NORTH TEXAS (CBSDFW.COM) – Education budget cuts are significantly affecting Texas students – negatively.
A survey of more than 240 Texas school superintendents revealed that state budget cuts have significantly impacted classroom instruction, teacher morale and cuts in services.
The survey, conducted by the Texas chapter of the American Federation of Teachers, found that the state public education budget cuts of $5.4 billion are not only stressing administrators but students, too.
“We’re really seeing it manifested by having larger classes, especially at the high school level,” said Texas AFT President Linda Bridges. “There you have more kids in a classroom [and it’s] harder to do one-on-one instruction because of that.”
Bridges said superintendents also expressed concern about low teacher morale.
As a part of the survey, one superintendent wrote, “Most staff are thankful to have a job, and I feel they will stay in place for the next three years.

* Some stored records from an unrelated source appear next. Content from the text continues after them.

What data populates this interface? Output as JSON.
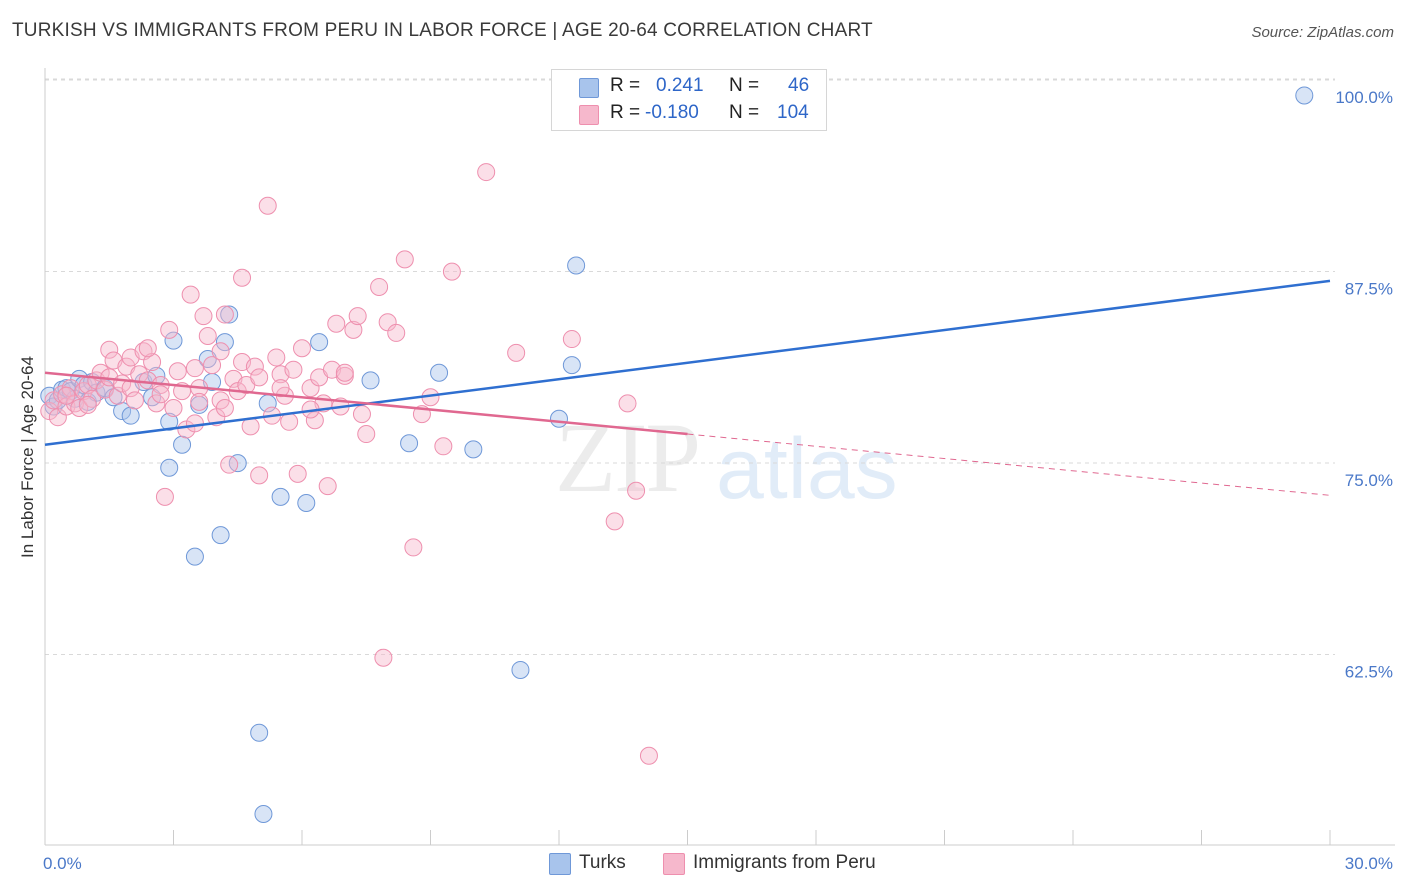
{
  "header": {
    "title": "TURKISH VS IMMIGRANTS FROM PERU IN LABOR FORCE | AGE 20-64 CORRELATION CHART",
    "source": "Source: ZipAtlas.com"
  },
  "watermark": {
    "zip": "ZIP",
    "atlas": "atlas"
  },
  "legend": {
    "series1": {
      "r_label": "R =",
      "r_value": "0.241",
      "n_label": "N =",
      "n_value": "46"
    },
    "series2": {
      "r_label": "R =",
      "r_value": "-0.180",
      "n_label": "N =",
      "n_value": "104"
    }
  },
  "bottom_legend": {
    "series1": "Turks",
    "series2": "Immigrants from Peru"
  },
  "colors": {
    "turks_fill": "#a8c4ec",
    "turks_stroke": "#6f98d8",
    "turks_line": "#2f6fd0",
    "peru_fill": "#f6b8cc",
    "peru_stroke": "#ee8fae",
    "peru_line": "#e06890",
    "grid": "#d9d9d9",
    "tick_label": "#4a78c8"
  },
  "chart_data": {
    "type": "scatter",
    "title": "TURKISH VS IMMIGRANTS FROM PERU IN LABOR FORCE | AGE 20-64 CORRELATION CHART",
    "xlabel": "",
    "ylabel": "In Labor Force | Age 20-64",
    "xlim": [
      0,
      30
    ],
    "ylim": [
      50,
      101
    ],
    "x_tick_labels": [
      "0.0%",
      "30.0%"
    ],
    "y_ticks": [
      62.5,
      75.0,
      87.5,
      100.0
    ],
    "y_tick_labels": [
      "62.5%",
      "75.0%",
      "87.5%",
      "100.0%"
    ],
    "grid": true,
    "legend_position": "top-center",
    "series": [
      {
        "name": "Turks",
        "r": 0.241,
        "n": 46,
        "trend": {
          "x": [
            0,
            30
          ],
          "y": [
            77.3,
            88.0
          ],
          "dashed_after": null
        },
        "points": [
          [
            0.1,
            80.5
          ],
          [
            0.2,
            79.8
          ],
          [
            0.3,
            80.2
          ],
          [
            0.4,
            80.9
          ],
          [
            0.5,
            81.0
          ],
          [
            0.6,
            80.8
          ],
          [
            0.7,
            80.3
          ],
          [
            0.8,
            81.6
          ],
          [
            0.9,
            81.2
          ],
          [
            1.0,
            80.1
          ],
          [
            1.1,
            81.4
          ],
          [
            1.2,
            80.7
          ],
          [
            1.4,
            81.0
          ],
          [
            1.6,
            80.4
          ],
          [
            1.8,
            79.5
          ],
          [
            2.0,
            79.2
          ],
          [
            2.3,
            81.4
          ],
          [
            2.5,
            80.4
          ],
          [
            2.6,
            81.8
          ],
          [
            2.9,
            75.8
          ],
          [
            2.9,
            78.8
          ],
          [
            3.0,
            84.1
          ],
          [
            3.2,
            77.3
          ],
          [
            3.5,
            70.0
          ],
          [
            3.6,
            79.9
          ],
          [
            3.8,
            82.9
          ],
          [
            3.9,
            81.4
          ],
          [
            4.1,
            71.4
          ],
          [
            4.2,
            84.0
          ],
          [
            4.3,
            85.8
          ],
          [
            4.5,
            76.1
          ],
          [
            5.0,
            58.5
          ],
          [
            5.1,
            53.2
          ],
          [
            5.2,
            80.0
          ],
          [
            5.5,
            73.9
          ],
          [
            6.1,
            73.5
          ],
          [
            6.4,
            84.0
          ],
          [
            7.6,
            81.5
          ],
          [
            8.5,
            77.4
          ],
          [
            9.2,
            82.0
          ],
          [
            10.0,
            77.0
          ],
          [
            11.1,
            62.6
          ],
          [
            12.0,
            79.0
          ],
          [
            12.3,
            82.5
          ],
          [
            12.4,
            89.0
          ],
          [
            29.4,
            100.1
          ]
        ]
      },
      {
        "name": "Immigrants from Peru",
        "r": -0.18,
        "n": 104,
        "trend": {
          "x": [
            0,
            15,
            30
          ],
          "y": [
            82.0,
            78.0,
            74.0
          ],
          "dashed_after": 15
        },
        "points": [
          [
            0.1,
            79.5
          ],
          [
            0.2,
            80.2
          ],
          [
            0.3,
            79.1
          ],
          [
            0.4,
            80.6
          ],
          [
            0.5,
            79.8
          ],
          [
            0.6,
            81.0
          ],
          [
            0.7,
            80.0
          ],
          [
            0.8,
            79.7
          ],
          [
            0.9,
            80.8
          ],
          [
            1.0,
            81.2
          ],
          [
            1.1,
            80.3
          ],
          [
            1.2,
            81.5
          ],
          [
            1.3,
            82.0
          ],
          [
            1.4,
            80.9
          ],
          [
            1.5,
            81.7
          ],
          [
            1.5,
            83.5
          ],
          [
            1.6,
            82.8
          ],
          [
            1.7,
            80.5
          ],
          [
            1.8,
            81.3
          ],
          [
            1.9,
            82.4
          ],
          [
            2.0,
            81.0
          ],
          [
            2.0,
            83.0
          ],
          [
            2.1,
            80.2
          ],
          [
            2.2,
            81.9
          ],
          [
            2.3,
            83.4
          ],
          [
            2.4,
            81.5
          ],
          [
            2.5,
            82.7
          ],
          [
            2.6,
            80.0
          ],
          [
            2.7,
            81.2
          ],
          [
            2.7,
            80.6
          ],
          [
            2.8,
            73.9
          ],
          [
            2.9,
            84.8
          ],
          [
            3.0,
            79.7
          ],
          [
            3.1,
            82.1
          ],
          [
            3.2,
            80.8
          ],
          [
            3.3,
            78.3
          ],
          [
            3.4,
            87.1
          ],
          [
            3.5,
            82.3
          ],
          [
            3.5,
            78.7
          ],
          [
            3.6,
            81.0
          ],
          [
            3.7,
            85.7
          ],
          [
            3.8,
            84.4
          ],
          [
            3.9,
            82.5
          ],
          [
            4.0,
            79.1
          ],
          [
            4.1,
            80.2
          ],
          [
            4.2,
            79.7
          ],
          [
            4.2,
            85.8
          ],
          [
            4.3,
            76.0
          ],
          [
            4.4,
            81.6
          ],
          [
            4.5,
            80.8
          ],
          [
            4.6,
            82.7
          ],
          [
            4.6,
            88.2
          ],
          [
            4.7,
            81.2
          ],
          [
            4.8,
            78.5
          ],
          [
            4.9,
            82.4
          ],
          [
            5.0,
            81.7
          ],
          [
            5.0,
            75.3
          ],
          [
            5.2,
            92.9
          ],
          [
            5.3,
            79.2
          ],
          [
            5.4,
            83.0
          ],
          [
            5.5,
            81.9
          ],
          [
            5.6,
            80.5
          ],
          [
            5.7,
            78.8
          ],
          [
            5.8,
            82.2
          ],
          [
            5.9,
            75.4
          ],
          [
            6.0,
            83.6
          ],
          [
            6.2,
            81.0
          ],
          [
            6.3,
            78.9
          ],
          [
            6.4,
            81.7
          ],
          [
            6.5,
            80.0
          ],
          [
            6.6,
            74.6
          ],
          [
            6.7,
            82.2
          ],
          [
            6.8,
            85.2
          ],
          [
            6.9,
            79.8
          ],
          [
            7.0,
            81.8
          ],
          [
            7.2,
            84.8
          ],
          [
            7.3,
            85.7
          ],
          [
            7.4,
            79.3
          ],
          [
            7.5,
            78.0
          ],
          [
            7.8,
            87.6
          ],
          [
            7.9,
            63.4
          ],
          [
            8.0,
            85.3
          ],
          [
            8.2,
            84.6
          ],
          [
            8.4,
            89.4
          ],
          [
            8.6,
            70.6
          ],
          [
            8.8,
            79.3
          ],
          [
            9.0,
            80.4
          ],
          [
            9.3,
            77.2
          ],
          [
            9.5,
            88.6
          ],
          [
            10.3,
            95.1
          ],
          [
            11.0,
            83.3
          ],
          [
            12.3,
            84.2
          ],
          [
            13.3,
            72.3
          ],
          [
            13.6,
            80.0
          ],
          [
            13.8,
            74.3
          ],
          [
            14.1,
            57.0
          ],
          [
            0.5,
            80.5
          ],
          [
            1.0,
            79.9
          ],
          [
            2.4,
            83.6
          ],
          [
            3.6,
            80.1
          ],
          [
            4.1,
            83.4
          ],
          [
            5.5,
            81.0
          ],
          [
            6.2,
            79.6
          ],
          [
            7.0,
            82.0
          ]
        ]
      }
    ]
  }
}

After that, the accountability system will drive them out.”
The lack of funds also has educators worried about the new State of Texas Assessments of Academic Readiness (STARR) exam, which will replace the Texas Assessment of Knowledge and Skills (TAKS) test in the Spring.
“All of these cuts are creating a really stressful environment within the schools and really creating concerns about how students will fair on the standardized tests that will be given this year,” Bridges said.
In addition the regular ‘reading, writing and arithmetic’ Bridges said some of the superintendent concerns centered on, “Things like technology taking a big hit –- as we’re trying to get kids ready to continue in the 21st Century. Funding for that has been diminished.”
In November of 2011 the Texas AFT conducted a survey of school employees. To make sure they have a clear picture Bridges said the group is planning another survey later in the school year, when districts are putting their 2012-2013 budgets together.